Les Magistrats sont traités en parents pauvres par rapport aux parlementaires et aux membres de l’exécutif. On n’a qu’à jeter un coup d’oeil sur le budget qui est alloué à la justice. Du côté des sénateurs, des députés et du gouvernement, c’est l’accalmie...on ne les entend pas se plaindre. Les temps sont durs mais pas pour tout le monde.

Nous crions haut et fort que les Magistrats ne sont pas responsables des malheurs de la magistrature. Les juges de paix qui n’ont pas le niveau requis, les commissaires du gouvernement incompétents et corrompus sont nommés par qui ? La refonte des codes devrait être la charge de qui ? La restauration des tribunaux, la formation continue, la spécialisation dans des domaines spécifiques, les moyens matériels et techniques, l’école de la magistrature sont sous la responsabilité de qui ? Les postes vacants doivent être comblés par qui ? Un Magistrat qui rentre chez lui en tap-tap après une audience criminelle, la faute incombe à qui ? Les maisons de justice où sont entassés les Magistrats ne sont pas informatisées ni électrifiées ni même sécurisées, qui est responsable de ces irrégularités ? Et pour finir, le budget de la république, impliquant par ricochet celui de la magistrature, est élaboré, proposé, discuté et voté par qui ?
Nous laissons à chacun le soin de répondre. Si malgré tout, on persiste à croire que les
Magistrats sont responsables des malheurs de la magistrature ; de deux choses, soit on est faible d’esprit, soit on est de mauvaise foi. Les Magistrats ne doivent pas être pris comme bouc émissaires. Le traitement qu’on leur inflige ne fait pas honneur au pays. Les séminaires organisés, de temps à autre, par le ministère de la justice, parrainés dans la majorité des cas par la communauté internationale ne résoudront pas les problèmes.

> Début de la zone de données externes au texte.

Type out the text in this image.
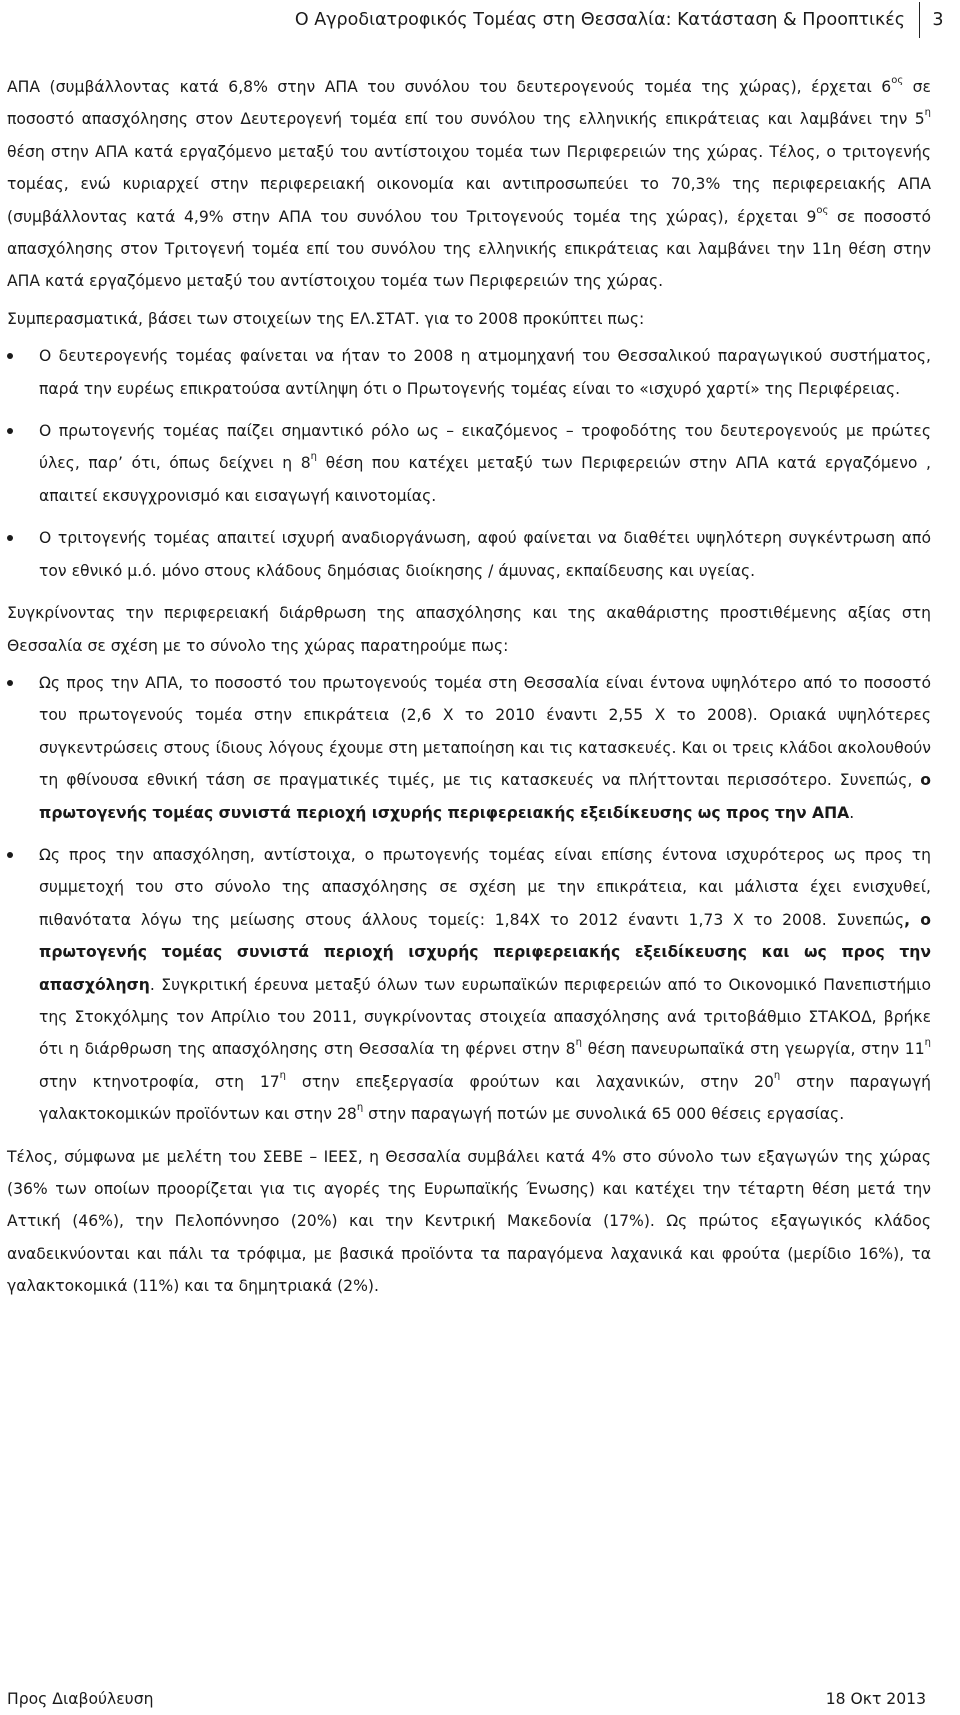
Ο Αγροδιατροφικός Τομέας στη Θεσσαλία: Κατάσταση & Προοπτικές	3

ΑΠΑ (συμβάλλοντας κατά 6,8% στην ΑΠΑ του συνόλου του δευτερογενούς τομέα της χώρας), έρχεται $6^{o\varsigma}$ σε ποσοστό απασχόλησης στον Δευτερογενή τομέα επί του συνόλου της ελληνικής επικράτειας και λαμβάνει την $5^\eta$ θέση στην ΑΠΑ κατά εργαζόμενο μεταξύ του αντίστοιχου τομέα των Περιφερειών της χώρας. Τέλος, ο τριτογενής τομέας, ενώ κυριαρχεί στην περιφερειακή οικονομία και αντιπροσωπεύει το 70,3% της περιφερειακής ΑΠΑ (συμβάλλοντας κατά 4,9% στην ΑΠΑ του συνόλου του Τριτογενούς τομέα της χώρας), έρχεται $9^{o\varsigma}$ σε ποσοστό απασχόλησης στον Τριτογενή τομέα επί του συνόλου της ελληνικής επικράτειας και λαμβάνει την 11η θέση στην ΑΠΑ κατά εργαζόμενο μεταξύ του αντίστοιχου τομέα των Περιφερειών της χώρας.

Συμπερασματικά, βάσει των στοιχείων της ΕΛ.ΣΤΑΤ. για το 2008 προκύπτει πως:

Ο δευτερογενής τομέας φαίνεται να ήταν το 2008 η ατμομηχανή του Θεσσαλικού παραγωγικού συστήματος, παρά την ευρέως επικρατούσα αντίληψη ότι ο Πρωτογενής τομέας είναι το «ισχυρό χαρτί» της Περιφέρειας.
Ο πρωτογενής τομέας παίζει σημαντικό ρόλο ως – εικαζόμενος – τροφοδότης του δευτερογενούς με πρώτες ύλες, παρ’ ότι, όπως δείχνει η $8^\eta$ θέση που κατέχει μεταξύ των Περιφερειών στην ΑΠΑ κατά εργαζόμενο , απαιτεί εκσυγχρονισμό και εισαγωγή καινοτομίας.
Ο τριτογενής τομέας απαιτεί ισχυρή αναδιοργάνωση, αφού φαίνεται να διαθέτει υψηλότερη συγκέντρωση από τον εθνικό μ.ό. μόνο στους κλάδους δημόσιας διοίκησης / άμυνας, εκπαίδευσης και υγείας.

Συγκρίνοντας την περιφερειακή διάρθρωση της απασχόλησης και της ακαθάριστης προστιθέμενης αξίας στη Θεσσαλία σε σχέση με το σύνολο της χώρας παρατηρούμε πως:

Ως προς την ΑΠΑ, το ποσοστό του πρωτογενούς τομέα στη Θεσσαλία είναι έντονα υψηλότερο από το ποσοστό του πρωτογενούς τομέα στην επικράτεια (2,6 Χ το 2010 έναντι 2,55 Χ το 2008). Οριακά υψηλότερες συγκεντρώσεις στους ίδιους λόγους έχουμε στη μεταποίηση και τις κατασκευές. Και οι τρεις κλάδοι ακολουθούν τη φθίνουσα εθνική τάση σε πραγματικές τιμές, με τις κατασκευές να πλήττονται περισσότερο. Συνεπώς, ο πρωτογενής τομέας συνιστά περιοχή ισχυρής περιφερειακής εξειδίκευσης ως προς την ΑΠΑ.
Ως προς την απασχόληση, αντίστοιχα, ο πρωτογενής τομέας είναι επίσης έντονα ισχυρότερος ως προς τη συμμετοχή του στο σύνολο της απασχόλησης σε σχέση με την επικράτεια, και μάλιστα έχει ενισχυθεί, πιθανότατα λόγω της μείωσης στους άλλους τομείς: 1,84Χ το 2012 έναντι 1,73 Χ το 2008. Συνεπώς, ο πρωτογενής τομέας συνιστά περιοχή ισχυρής περιφερειακής εξειδίκευσης και ως προς την απασχόληση. Συγκριτική έρευνα μεταξύ όλων των ευρωπαϊκών περιφερειών από το Οικονομικό Πανεπιστήμιο της Στοκχόλμης τον Απρίλιο του 2011, συγκρίνοντας στοιχεία απασχόλησης ανά τριτοβάθμιο ΣΤΑΚΟΔ, βρήκε ότι η διάρθρωση της απασχόλησης στη Θεσσαλία τη φέρνει στην $8^\eta$ θέση πανευρωπαϊκά στη γεωργία, στην $11^\eta$ στην κτηνοτροφία, στη $17^\eta$ στην επεξεργασία φρούτων και λαχανικών, στην $20^\eta$ στην παραγωγή γαλακτοκομικών προϊόντων και στην $28^\eta$ στην παραγωγή ποτών με συνολικά 65 000 θέσεις εργασίας.

Τέλος, σύμφωνα με μελέτη του ΣΕΒΕ – ΙΕΕΣ, η Θεσσαλία συμβάλει κατά 4% στο σύνολο των εξαγωγών της χώρας (36% των οποίων προορίζεται για τις αγορές της Ευρωπαϊκής Ένωσης) και κατέχει την τέταρτη θέση μετά την Αττική (46%), την Πελοπόννησο (20%) και την Κεντρική Μακεδονία (17%). Ως πρώτος εξαγωγικός κλάδος αναδεικνύονται και πάλι τα τρόφιμα, με βασικά προϊόντα τα παραγόμενα λαχανικά και φρούτα (μερίδιο 16%), τα γαλακτοκομικά (11%) και τα δημητριακά (2%).

Προς Διαβούλευση	18 Οκτ 2013
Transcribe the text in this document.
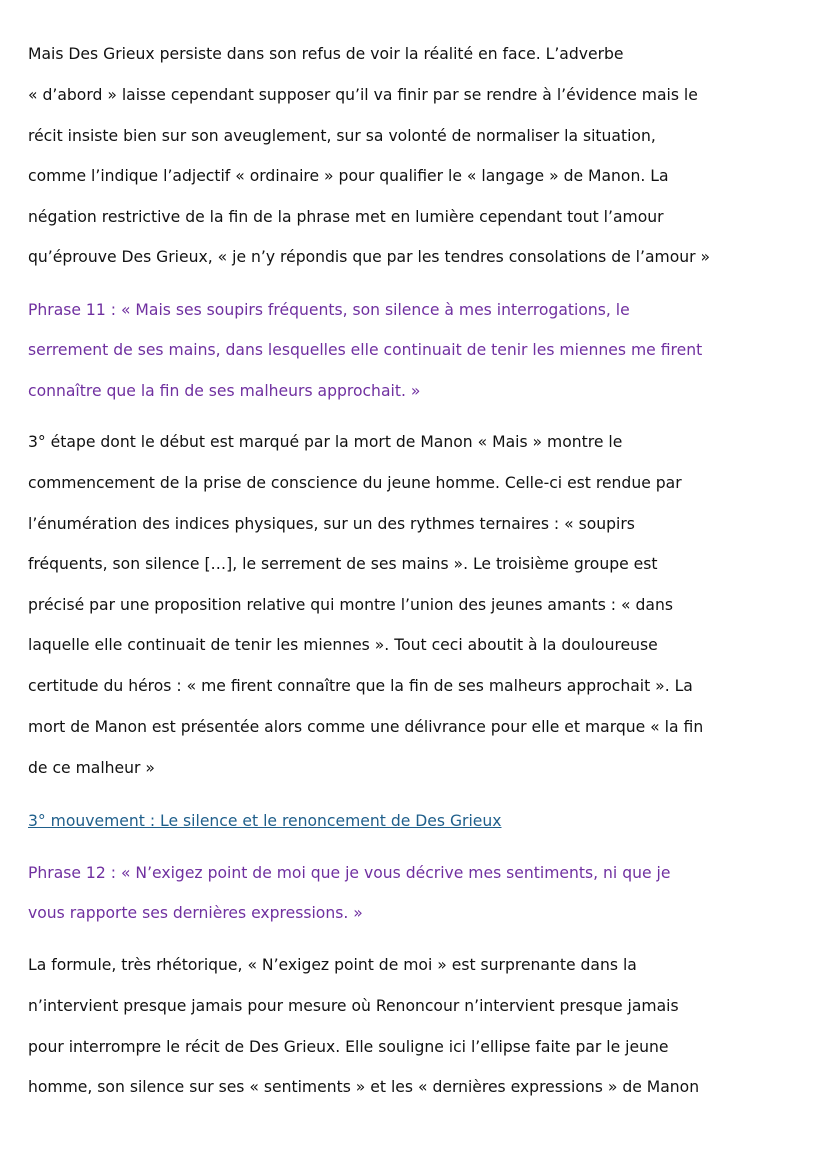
Mais Des Grieux persiste dans son refus de voir la réalité en face. L’adverbe
« d’abord » laisse cependant supposer qu’il va finir par se rendre à l’évidence mais le
récit insiste bien sur son aveuglement, sur sa volonté de normaliser la situation,
comme l’indique l’adjectif « ordinaire » pour qualifier le « langage » de Manon. La
négation restrictive de la fin de la phrase met en lumière cependant tout l’amour
qu’éprouve Des Grieux, « je n’y répondis que par les tendres consolations de l’amour »
Phrase 11 : « Mais ses soupirs fréquents, son silence à mes interrogations, le
serrement de ses mains, dans lesquelles elle continuait de tenir les miennes me firent
connaître que la fin de ses malheurs approchait. »
3° étape dont le début est marqué par la mort de Manon « Mais » montre le
commencement de la prise de conscience du jeune homme. Celle-ci est rendue par
l’énumération des indices physiques, sur un des rythmes ternaires : « soupirs
fréquents, son silence […], le serrement de ses mains ». Le troisième groupe est
précisé par une proposition relative qui montre l’union des jeunes amants : « dans
laquelle elle continuait de tenir les miennes ». Tout ceci aboutit à la douloureuse
certitude du héros : « me firent connaître que la fin de ses malheurs approchait ». La
mort de Manon est présentée alors comme une délivrance pour elle et marque « la fin
de ce malheur »
3° mouvement : Le silence et le renoncement de Des Grieux
Phrase 12 : « N’exigez point de moi que je vous décrive mes sentiments, ni que je
vous rapporte ses dernières expressions. »
La formule, très rhétorique, « N’exigez point de moi » est surprenante dans la
n’intervient presque jamais pour mesure où Renoncour n’intervient presque jamais
pour interrompre le récit de Des Grieux. Elle souligne ici l’ellipse faite par le jeune
homme, son silence sur ses « sentiments » et les « dernières expressions » de Manon
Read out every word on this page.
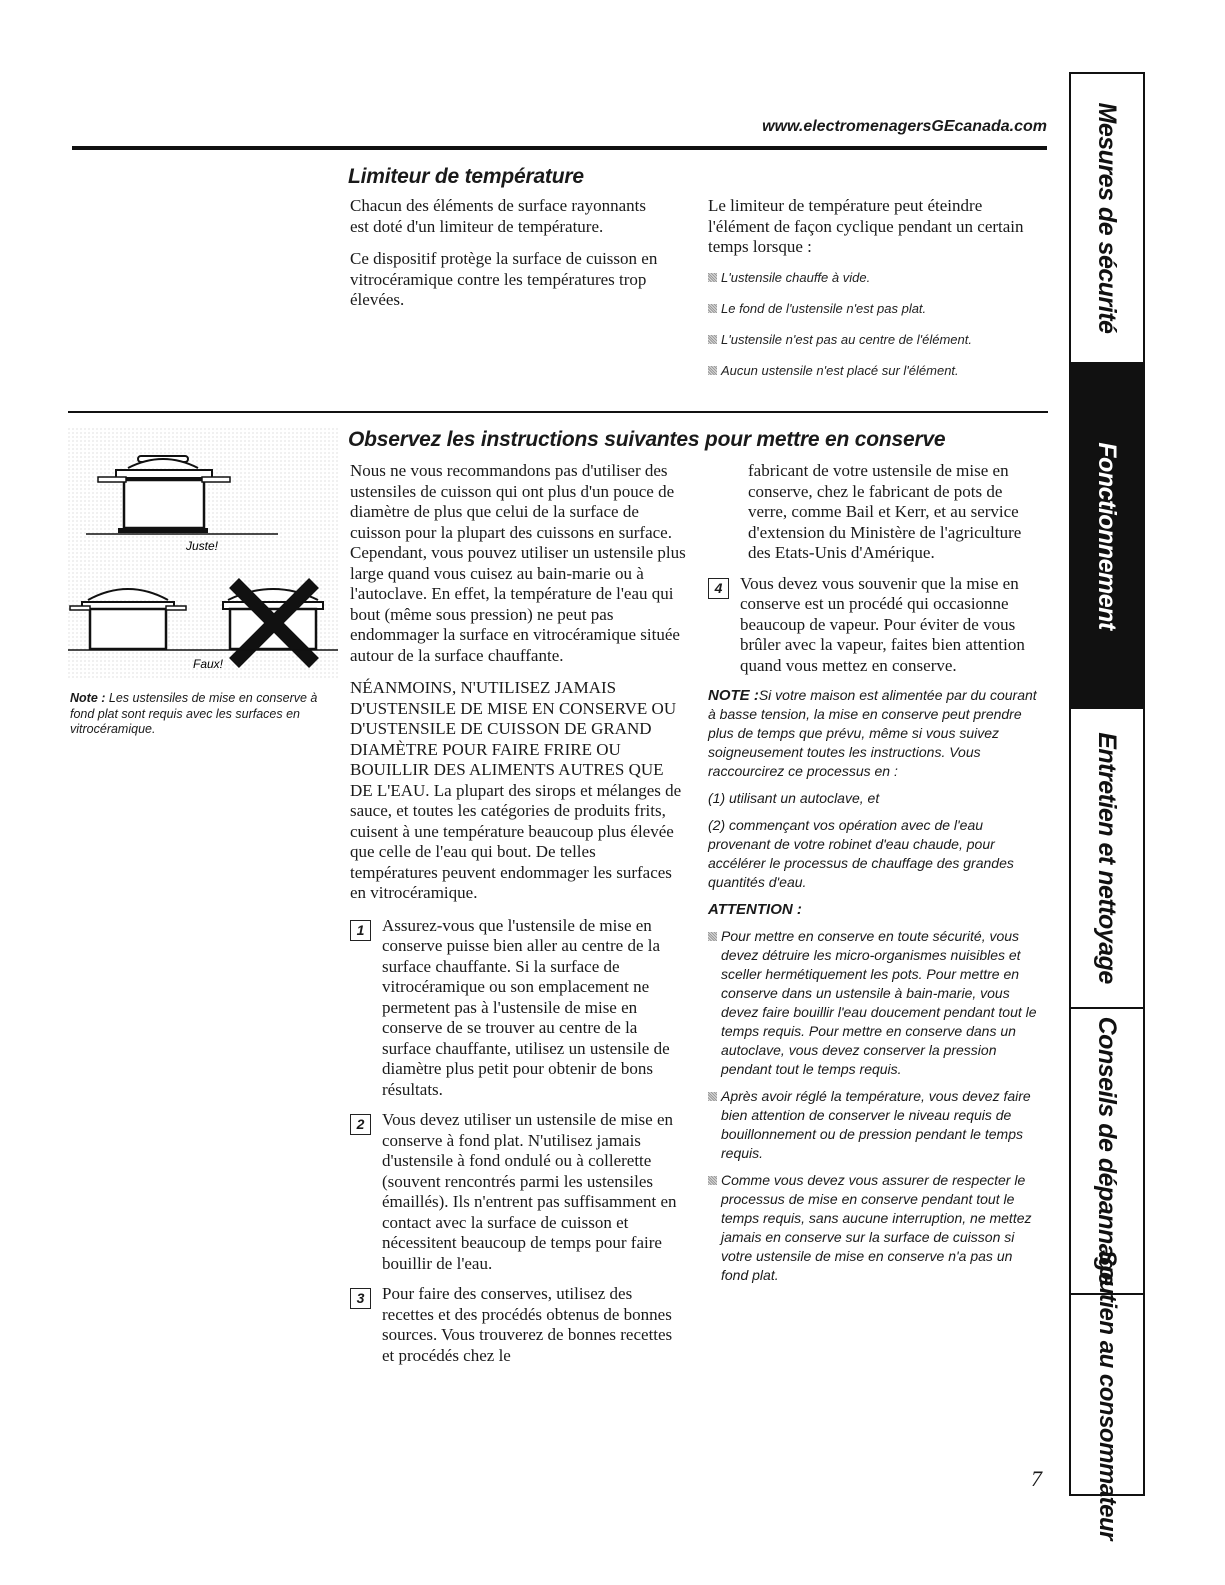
www.electromenagersGEcanada.com
Limiteur de température

Chacun des éléments de surface rayonnants est doté d'un limiteur de température.

Ce dispositif protège la surface de cuisson en vitrocéramique contre les températures trop élevées.

Le limiteur de température peut éteindre l'élément de façon cyclique pendant un certain temps lorsque :
L'ustensile chauffe à vide.
Le fond de l'ustensile n'est pas plat.
L'ustensile n'est pas au centre de l'élément.
Aucun ustensile n'est placé sur l'élément.
Observez les instructions suivantes pour mettre en conserve
Juste!
Faux!
Note : Les ustensiles de mise en conserve à fond plat sont requis avec les surfaces en vitrocéramique.

Nous ne vous recommandons pas d'utiliser des ustensiles de cuisson qui ont plus d'un pouce de diamètre de plus que celui de la surface de cuisson pour la plupart des cuissons en surface. Cependant, vous pouvez utiliser un ustensile plus large quand vous cuisez au bain-marie ou à l'autoclave. En effet, la température de l'eau qui bout (même sous pression) ne peut pas endommager la surface en vitrocéramique située autour de la surface chauffante.

NÉANMOINS, N'UTILISEZ JAMAIS D'USTENSILE DE MISE EN CONSERVE OU D'USTENSILE DE CUISSON DE GRAND DIAMÈTRE POUR FAIRE FRIRE OU BOUILLIR DES ALIMENTS AUTRES QUE DE L'EAU. La plupart des sirops et mélanges de sauce, et toutes les catégories de produits frits, cuisent à une température beaucoup plus élevée que celle de l'eau qui bout. De telles températures peuvent endommager les surfaces en vitrocéramique.

1	Assurez-vous que l'ustensile de mise en conserve puisse bien aller au centre de la surface chauffante. Si la surface de vitrocéramique ou son emplacement ne permetent pas à l'ustensile de mise en conserve de se trouver au centre de la surface chauffante, utilisez un ustensile de diamètre plus petit pour obtenir de bons résultats.
2	Vous devez utiliser un ustensile de mise en conserve à fond plat. N'utilisez jamais d'ustensile à fond ondulé ou à collerette (souvent rencontrés parmi les ustensiles émaillés). Ils n'entrent pas suffisamment en contact avec la surface de cuisson et nécessitent beaucoup de temps pour faire bouillir de l'eau.
3	Pour faire des conserves, utilisez des recettes et des procédés obtenus de bonnes sources. Vous trouverez de bonnes recettes et procédés chez le
fabricant de votre ustensile de mise en conserve, chez le fabricant de pots de verre, comme Bail et Kerr, et au service d'extension du Ministère de l'agriculture des Etats-Unis d'Amérique.
4	Vous devez vous souvenir que la mise en conserve est un procédé qui occasionne beaucoup de vapeur. Pour éviter de vous brûler avec la vapeur, faites bien attention quand vous mettez en conserve.

NOTE :Si votre maison est alimentée par du courant à basse tension, la mise en conserve peut prendre plus de temps que prévu, même si vous suivez soigneusement toutes les instructions. Vous raccourcirez ce processus en :

(1) utilisant un autoclave, et

(2) commençant vos opération avec de l'eau provenant de votre robinet d'eau chaude, pour accélérer le processus de chauffage des grandes quantités d'eau.

ATTENTION :

Pour mettre en conserve en toute sécurité, vous devez détruire les micro-organismes nuisibles et sceller hermétiquement les pots. Pour mettre en conserve dans un ustensile à bain-marie, vous devez faire bouillir l'eau doucement pendant tout le temps requis. Pour mettre en conserve dans un autoclave, vous devez conserver la pression pendant tout le temps requis.
Après avoir réglé la température, vous devez faire bien attention de conserver le niveau requis de bouillonnement ou de pression pendant le temps requis.
Comme vous devez vous assurer de respecter le processus de mise en conserve pendant tout le temps requis, sans aucune interruption, ne mettez jamais en conserve sur la surface de cuisson si votre ustensile de mise en conserve n'a pas un fond plat.
Mesures de sécurité
Fonctionnement
Entretien et nettoyage
Conseils de dépannage
Soutien au consommateur
7
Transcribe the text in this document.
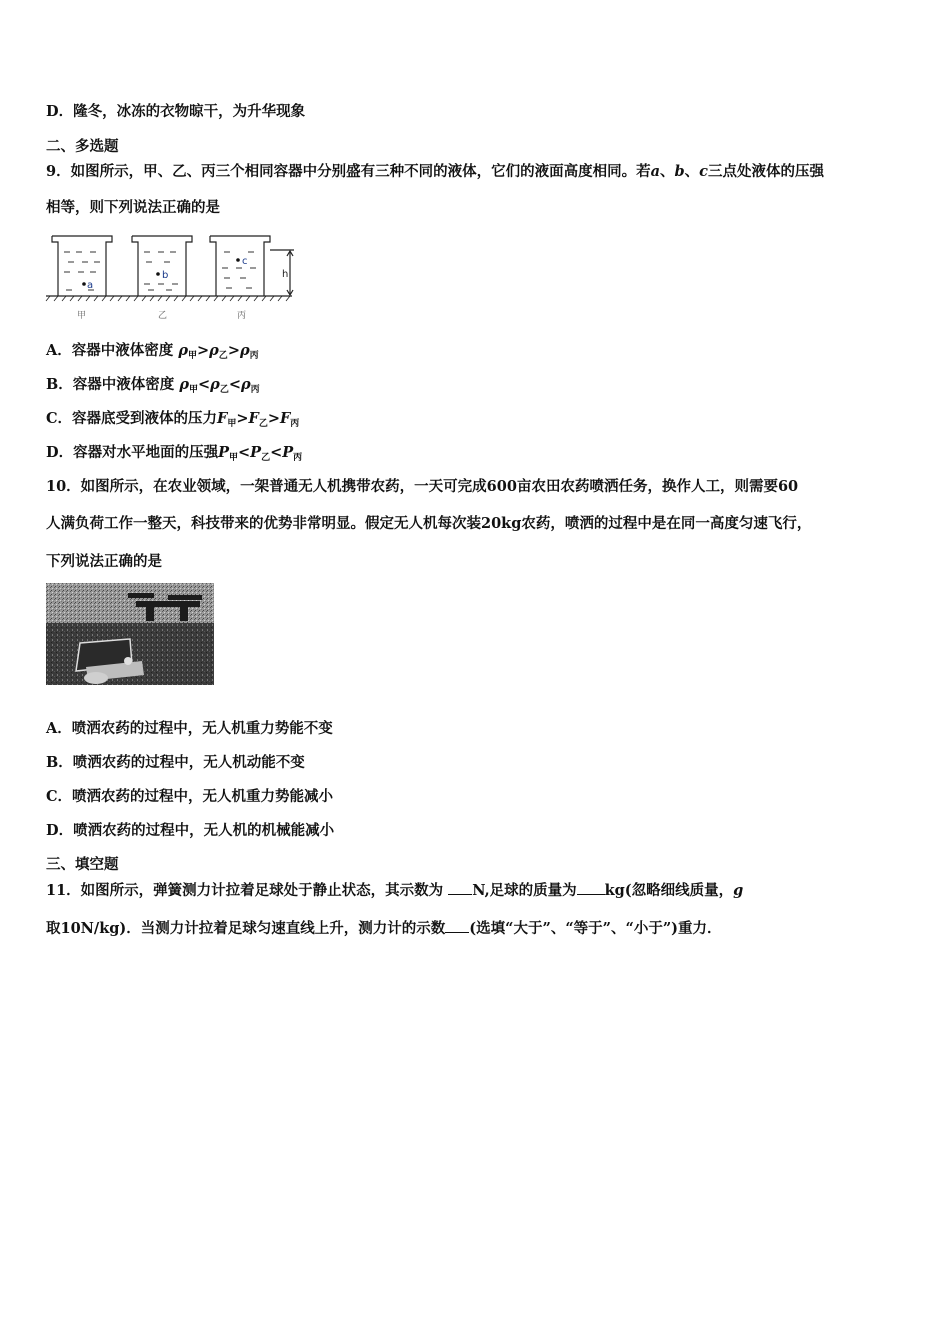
D．隆冬，冰冻的衣物晾干，为升华现象
二、多选题
9．如图所示，甲、乙、丙三个相同容器中分别盛有三种不同的液体，它们的液面高度相同。若a、b、c三点处液体的压强
相等，则下列说法正确的是
a
b
c
h
甲	乙	丙
A．容器中液体密度 $\rho_甲>\rho_乙>\rho_丙$
B．容器中液体密度 $\rho_甲<\rho_乙<\rho_丙$
C．容器底受到液体的压力$F_甲>F_乙>F_丙$
D．容器对水平地面的压强$P_甲<P_乙<P_丙$
10．如图所示，在农业领域，一架普通无人机携带农药，一天可完成600亩农田农药喷洒任务，换作人工，则需要60
人满负荷工作一整天，科技带来的优势非常明显。假定无人机每次装20kg农药，喷洒的过程中是在同一高度匀速飞行，
下列说法正确的是
A．喷洒农药的过程中，无人机重力势能不变
B．喷洒农药的过程中，无人机动能不变
C．喷洒农药的过程中，无人机重力势能减小
D．喷洒农药的过程中，无人机的机械能减小
三、填空题
11．如图所示，弹簧测力计拉着足球处于静止状态，其示数为 N,足球的质量为 kg(忽略细线质量，g
取10N/kg)．当测力计拉着足球匀速直线上升，测力计的示数 (选填“大于”、“等于”、“小于”)重力．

La magistrature suppose une infrastructure considérable et des stratégies bien définies. La question de salaire raisonnable est d’ordre primordial. Les diatribes lancées, à tout bout de champ, contre les Magistrats ne changeront pas la situation tant qu’on ne les aura pas mis dans une situation confortable de bien-être et d’indépendance et un atmosphère de confiance et de non-ingérence où ils seront à l’abri de toute tentation et de toute corruption.
On est toujours prêt à condamner la magistrature mais on ferme les yeux sur les causes de son dysfonctionnement. Le gouvernement, les organisations des droits humains, la communauté internationale ne perdent pas leur temps à réfléchir sur les problèmes que confrontent les Magistrats dans leur vécu quotidien.

Le cri pressant que nous lançons est : Aidez-les, ils aideront Haïti. On doit savoir qu’une société qui ne respecte pas ses Juges et ne fait pas foi en son système judiciaire travaille à son autodestruction. Si la magistrature est un commerce rentable pour certain, pour d’autres, elle reste une profession noble, respectable, honorable. Pour exister et être respectée la magistrature doit être prise en charge.

Heidi FORTUNÉ
Magistrat, Juge d’Instruction
Cap-Haïtien, Haïti
Ce 22 Avril 2007

PEUT-ON PARLER DU DYNAMISME DU DROIT HAITIEN?

PEUT-ON PARLER DU DYNAMISME DU DROIT HAITIEN?

Les progrès apportés par la civilisation exigent une certaine adéquation des lois aux sociétés pour lesquelles elles sont faites. Au fur et à mesure que le monde se modernise, le droit se modernise. Et si l’on dit que la société évolue, la loi doit l’être aussi puisqu’elle en est son reflet.
Comment pouvons-nous continuer à nous servir des lois remontant à plus de quarante voire cinquante ans sans jamais être amendées pour une fois, même au niveau d’un article ?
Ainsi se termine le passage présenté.